Please use XXX for comments like this, and sign them (https://dev.launchpad.net/PolicyandProcess/XXXPolicy).

> +        'count': 20,
> +        'offset': 0,
> +        'q': None,
> +        }
> +
> +    @property
> +    def subscription_key(self):
> +        """The subscription key issued by Bing Custom Search."""
> +        return config.bing.subscription_key
> +
> +    @property
> +    def custom_config_id(self):
> +        """The custom search instance as configured in Bing Custom Search."""
> +        return config.bing.custom_config_id
> +
> +    @property
> +    def site(self):
> +        """The URL to the Bing Custom Search service.
> +
> +        The URL is probably
> +        https://api.cognitive.microsoft.com/bingcustomsearch/v7.0/search.
> +        """
> +        return config.bing.site
> +
> +    def search(self, terms, start=0):
> +        """See `ISearchService`.
> +
> +        The `subscription_key` and `custom_config_id` are used in the
> +        search request. Search returns 20 or fewer results for each query.
> +        For terms that match more than 20 results, the start param can be
> +        used over multiple queries to get successive sets of results.
> +
> +        :return: `ISearchResults` (PageMatches).
> +        :raise: `BingResponseError` if the json response is incomplete or
> +            cannot be parsed.
> +        """
> +        search_url = self.create_search_url(terms, start=start)
> +        search_headers = self.create_search_headers()
> +        request = get_current_browser_request()
> +        timeline = get_request_timeline(request)
> +        action = timeline.start("bing-search-api", search_url)
> +        try:
> +            response = urlfetch(search_url, headers=search_headers)
> +        except (TimeoutError, requests.RequestException) as error:
> +            raise BingResponseError("The response errored: %s" % str(error))
> +        finally:
> +            action.finish()
> +        page_matches = self._parse_bing_response(response.content, start)
> +        return page_matches
> +
> +    def _checkParameter(self, name, value, is_int=False):
> +        """Check that a parameter value is not None or an empty string."""
> +        if value in (None, ''):
> +            raise AssertionError("Missing value for parameter '%s'." % name)
> +        if is_int:
> +            try:
> +                int(value)
> +            except ValueError:
> +                raise AssertionError(
> +                    "Value for parameter '%s' is not an int." % name)
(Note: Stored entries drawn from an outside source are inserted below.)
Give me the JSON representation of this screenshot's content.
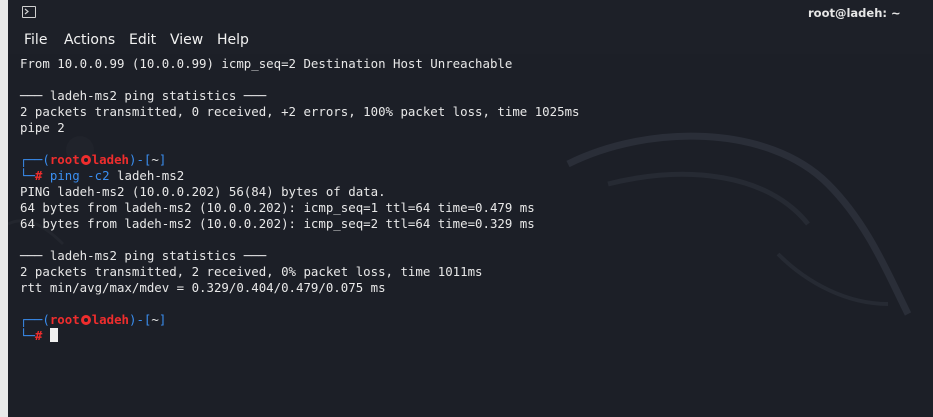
{
  "window": {
    "title": "root@ladeh: ~"
  },
  "menu": {
    "items": [
      "File",
      "Actions",
      "Edit",
      "View",
      "Help"
    ]
  },
  "terminal": {
    "lines": [
      "From 10.0.0.99 (10.0.0.99) icmp_seq=2 Destination Host Unreachable",
      "",
      "─── ladeh-ms2 ping statistics ───",
      "2 packets transmitted, 0 received, +2 errors, 100% packet loss, time 1025ms",
      "pipe 2"
    ],
    "prompt1": {
      "open": "┌──(",
      "user": "root",
      "host": "ladeh",
      "mid": ")-[",
      "path": "~",
      "close": "]",
      "hash_prefix": "└─",
      "hash": "#",
      "command": "ping",
      "option": "-c2",
      "arg": "ladeh-ms2"
    },
    "output2": [
      "PING ladeh-ms2 (10.0.0.202) 56(84) bytes of data.",
      "64 bytes from ladeh-ms2 (10.0.0.202): icmp_seq=1 ttl=64 time=0.479 ms",
      "64 bytes from ladeh-ms2 (10.0.0.202): icmp_seq=2 ttl=64 time=0.329 ms",
      "",
      "─── ladeh-ms2 ping statistics ───",
      "2 packets transmitted, 2 received, 0% packet loss, time 1011ms",
      "rtt min/avg/max/mdev = 0.329/0.404/0.479/0.075 ms"
    ],
    "prompt2": {
      "open": "┌──(",
      "user": "root",
      "host": "ladeh",
      "mid": ")-[",
      "path": "~",
      "close": "]",
      "hash_prefix": "└─",
      "hash": "#"
    }
  },
  "colors": {
    "background": "#1c1f27",
    "prompt_blue": "#3a8ef0",
    "prompt_red": "#ef2d2d",
    "text": "#e8e8e8"
  },
  "icons": [
    "terminal-icon",
    "kali-dragon-watermark",
    "skull-icon"
  ]
}
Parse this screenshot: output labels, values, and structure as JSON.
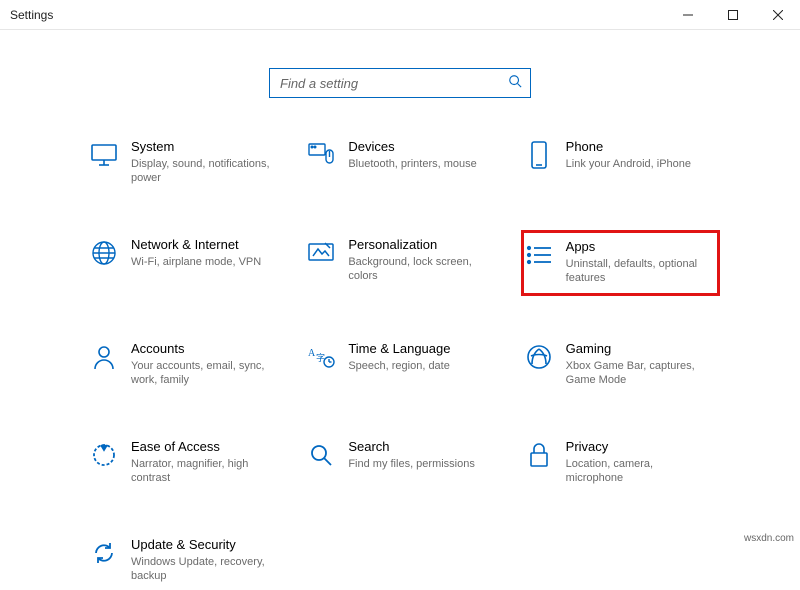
{
  "window": {
    "title": "Settings"
  },
  "search": {
    "placeholder": "Find a setting"
  },
  "tiles": [
    {
      "title": "System",
      "desc": "Display, sound, notifications, power"
    },
    {
      "title": "Devices",
      "desc": "Bluetooth, printers, mouse"
    },
    {
      "title": "Phone",
      "desc": "Link your Android, iPhone"
    },
    {
      "title": "Network & Internet",
      "desc": "Wi-Fi, airplane mode, VPN"
    },
    {
      "title": "Personalization",
      "desc": "Background, lock screen, colors"
    },
    {
      "title": "Apps",
      "desc": "Uninstall, defaults, optional features"
    },
    {
      "title": "Accounts",
      "desc": "Your accounts, email, sync, work, family"
    },
    {
      "title": "Time & Language",
      "desc": "Speech, region, date"
    },
    {
      "title": "Gaming",
      "desc": "Xbox Game Bar, captures, Game Mode"
    },
    {
      "title": "Ease of Access",
      "desc": "Narrator, magnifier, high contrast"
    },
    {
      "title": "Search",
      "desc": "Find my files, permissions"
    },
    {
      "title": "Privacy",
      "desc": "Location, camera, microphone"
    },
    {
      "title": "Update & Security",
      "desc": "Windows Update, recovery, backup"
    }
  ],
  "watermark": "wsxdn.com"
}
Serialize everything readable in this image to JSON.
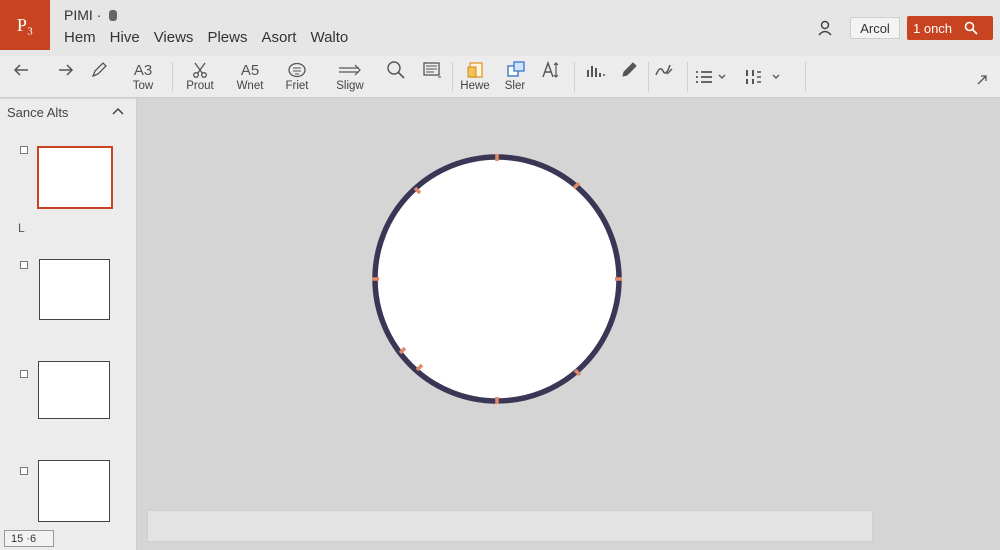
{
  "app": {
    "logo": "P₃",
    "title": "PIMI ·",
    "accent": "#c8431f"
  },
  "menu": [
    "Hem",
    "Hive",
    "Views",
    "Plews",
    "Asort",
    "Walto"
  ],
  "header": {
    "user_icon": "user-icon",
    "cancel_label": "Arcol",
    "search_label": "1 onch",
    "search_icon": "search-icon"
  },
  "ribbon": {
    "undo_icon": "undo-icon",
    "redo_icon": "redo-icon",
    "pen_icon": "pen-icon",
    "tow_glyph": "A3",
    "tow_label": "Tow",
    "prout_label": "Prout",
    "wnet_glyph": "A5",
    "wnet_label": "Wnet",
    "friet_label": "Friet",
    "sligw_label": "Sligw",
    "hewe_label": "Hewe",
    "sler_label": "Sler"
  },
  "slides_panel": {
    "title": "Sance Alts",
    "section_marker": "L"
  },
  "status": {
    "slide_counter": "15 ·6"
  },
  "colors": {
    "circle_stroke": "#3b3556",
    "circle_ticks": "#e08a6a",
    "canvas_bg": "#d5d5d5"
  }
}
Isn't this user-submitted data?  I don't think that should result in an AssertionError (which is for programming errors).

> +
> +    def create_search_url(self, terms, start=0):
> +        """Return a Bing Custom Search search url."""
> +        self._checkParameter('q', terms)
> +        self._checkParameter('offset', start, is_int=True)
> +        self._checkParameter('customConfig', self.custom_config_id)
> +        safe_terms = urllib.quote_plus(terms.encode('utf8'))
> +        search_params = dict(self._default_values)
> +        search_params['q'] = safe_terms
> +        search_params['offset'] = start
> +        search_params['customConfig'] = self.custom_config_id
> +        search_param_list = [
> +            '%s=%s' % (name, value)
> +            for name, value in sorted(search_params.items())]
> +        query_string = '&'.join(search_param_list)

This looks like a longhand version of `urllib.urlencode` (and using that would also avoid the need to manually `quote_plus` things).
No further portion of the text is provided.